Profile of Elise Blume

Elise Blume

Managing Associate

About Elise Blume

Elise specialises in public M&A and general corporate advisory advice and has advised on a number of significant M&A transactions across the real estate, resources and energy sectors.

She advises large listed companies and private investors on public M&A control transactions, capital partnerships, listing rule compliance and corporate governance. She has particular experience across a range of complex public M&A matters, from takeover bids and defences to company and trust schemes of arrangement, appearances before the Takeovers Panel, shareholder activism situations and compulsory acquisition processes.
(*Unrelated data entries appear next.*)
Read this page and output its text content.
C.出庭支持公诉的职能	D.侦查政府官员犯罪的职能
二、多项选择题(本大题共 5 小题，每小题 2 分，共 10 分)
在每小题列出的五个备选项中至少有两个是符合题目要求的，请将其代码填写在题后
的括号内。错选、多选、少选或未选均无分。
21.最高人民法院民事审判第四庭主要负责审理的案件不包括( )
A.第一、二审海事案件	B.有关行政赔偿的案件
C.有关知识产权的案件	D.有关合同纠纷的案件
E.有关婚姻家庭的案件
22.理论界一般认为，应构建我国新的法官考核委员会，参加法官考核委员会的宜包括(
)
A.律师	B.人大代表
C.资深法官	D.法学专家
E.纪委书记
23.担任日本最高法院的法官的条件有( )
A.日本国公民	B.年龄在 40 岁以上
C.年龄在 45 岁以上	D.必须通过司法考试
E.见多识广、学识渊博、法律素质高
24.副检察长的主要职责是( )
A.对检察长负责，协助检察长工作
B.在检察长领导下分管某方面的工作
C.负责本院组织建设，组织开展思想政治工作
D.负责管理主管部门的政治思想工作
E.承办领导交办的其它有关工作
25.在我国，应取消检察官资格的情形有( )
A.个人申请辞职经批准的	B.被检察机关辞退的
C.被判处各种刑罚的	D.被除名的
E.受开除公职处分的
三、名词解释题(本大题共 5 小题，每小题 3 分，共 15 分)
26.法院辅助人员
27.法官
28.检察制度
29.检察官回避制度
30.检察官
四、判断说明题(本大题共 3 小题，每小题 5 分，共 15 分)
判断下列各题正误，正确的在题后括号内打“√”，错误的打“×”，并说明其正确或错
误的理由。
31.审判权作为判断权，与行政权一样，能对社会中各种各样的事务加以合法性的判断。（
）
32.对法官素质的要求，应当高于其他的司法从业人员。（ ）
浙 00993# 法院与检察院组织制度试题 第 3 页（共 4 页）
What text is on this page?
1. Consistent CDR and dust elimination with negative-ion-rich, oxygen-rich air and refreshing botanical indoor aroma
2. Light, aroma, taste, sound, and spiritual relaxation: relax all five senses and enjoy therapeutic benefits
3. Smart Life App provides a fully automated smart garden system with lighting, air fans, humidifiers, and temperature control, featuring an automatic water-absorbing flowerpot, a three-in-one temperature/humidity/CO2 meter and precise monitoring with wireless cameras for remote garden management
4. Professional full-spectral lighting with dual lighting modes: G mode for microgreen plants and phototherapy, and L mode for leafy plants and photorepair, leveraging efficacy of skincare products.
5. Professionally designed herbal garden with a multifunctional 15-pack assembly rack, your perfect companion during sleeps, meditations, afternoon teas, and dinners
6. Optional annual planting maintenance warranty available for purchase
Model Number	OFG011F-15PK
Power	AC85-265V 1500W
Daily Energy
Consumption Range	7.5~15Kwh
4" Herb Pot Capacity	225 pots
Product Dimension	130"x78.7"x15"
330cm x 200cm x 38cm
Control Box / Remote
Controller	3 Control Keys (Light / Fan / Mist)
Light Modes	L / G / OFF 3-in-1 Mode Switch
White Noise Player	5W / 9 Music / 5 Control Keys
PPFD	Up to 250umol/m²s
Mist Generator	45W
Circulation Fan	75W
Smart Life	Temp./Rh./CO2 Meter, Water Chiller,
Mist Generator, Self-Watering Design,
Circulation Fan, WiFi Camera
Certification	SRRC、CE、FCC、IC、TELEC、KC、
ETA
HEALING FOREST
Elise's public market experience includes advising:
  • XRG consortium: on its proposed acquisition by scheme of Santos for an implied equity value of $36.4bn
  • AVJennings: on its response to the competing $391m takeover proposals from Ho Bee Land and AVID / Proprium Capital
  • Livent Corporation: on the all-stock merger of equals with Allkem to form a leading $15.7bn global integrated lithium chemicals producer Arcadium Lithium
  • Codelco: on the acquisition of Lithium Power International
  • Brookfield on its proposed acquisition of the Energy Markets division of Origin Energy pursuant to an acquisition in consortium with EIG of Origin Energy for an implied enterprise value of A$18.7bn
  • Warrego Energy: on its response to competing takeover bids from Hancock Energy, Beach Energy and Strike Resources
  • Charter Hall:  on the acquisition by trust scheme on behalf of Charter Hall and PGGM to acquire the Irongate Group
  • Talon Energy: on its response to a proposed all scrip acquisition by Strike Energy by way of scheme of arrangement
  • New Century Resources: on its response to a recommended off-market takeover bid by Sibanye-Stillwater
  • Grok Ventures: on its acquisition of a combined relevant and economic interest of 11.27% in AGL through various equity derivative trades, its successful campaign against AGL's proposed demerger and its successful campaign to reconstitute the board of AGL
  • Brookfield and Grok Ventures: on their proposed $9bn acquisition of AGL Energy by scheme of arrangement
  • KKR, Ontario Teachers and PSP Investments: on the $5.2bn acquisition of Spark Infrastructure by way of inter-conditional creditor and trust schemes
  • Oil Search: advised Oil Search on the $23bn merger of Santos and Oil Search
  • Vocus: in relation to the $3.5bn takeover by Macquarie Infrastructure and Real Assets and Aware Super
  • Charter Hall: on the acquisition of Folkestone Limited
  • Kiland Limited: in relation to its off-market buyback and subsequent accelerated non-renounceable entitlement offer
  • Samuel Terry Asset Management: in relation to various matters, including:
    • its off-market takeover bid for Eildon Capital
    • its on-market takeover bid for Kangaroo Island Plantation Timbers
    • the acquisition of a 19.9% stake in Horizon Oil Limited
    • its successful campaign to appoint a director to the board of Namoi Cotton, the contested takeover of Namoi Cotton and associated takeover panel proceedings
  • Qube Holdings: on the off-market cash and scrip takeover of logistics operator Chalmers Limited
  • Investa Office Fund: on its response to the competing $3.3bn proposals from Oxford Properties and Blackstone Real Estate.
Elise's advisory experience includes: 
  • Brookfield: on the sale of Aveo Group to Scape for $3.85bn, Australia's largest direct real estate M&A transaction
  • Rio Tinto: on its response to Palliser's unification proposal 
  • Stockland: on capital partnerships with KKR, M&G real estate, La Caisse, funds advised by JPM
  • Rio Tinto: on the recapitalisation of Energy Resources of Australia
  • Stockland: on the Waterloo Renewal Project to deliver social and affordable housing to inner city Sydney
  • Kiland: On the world's largest biochar carbon removal project.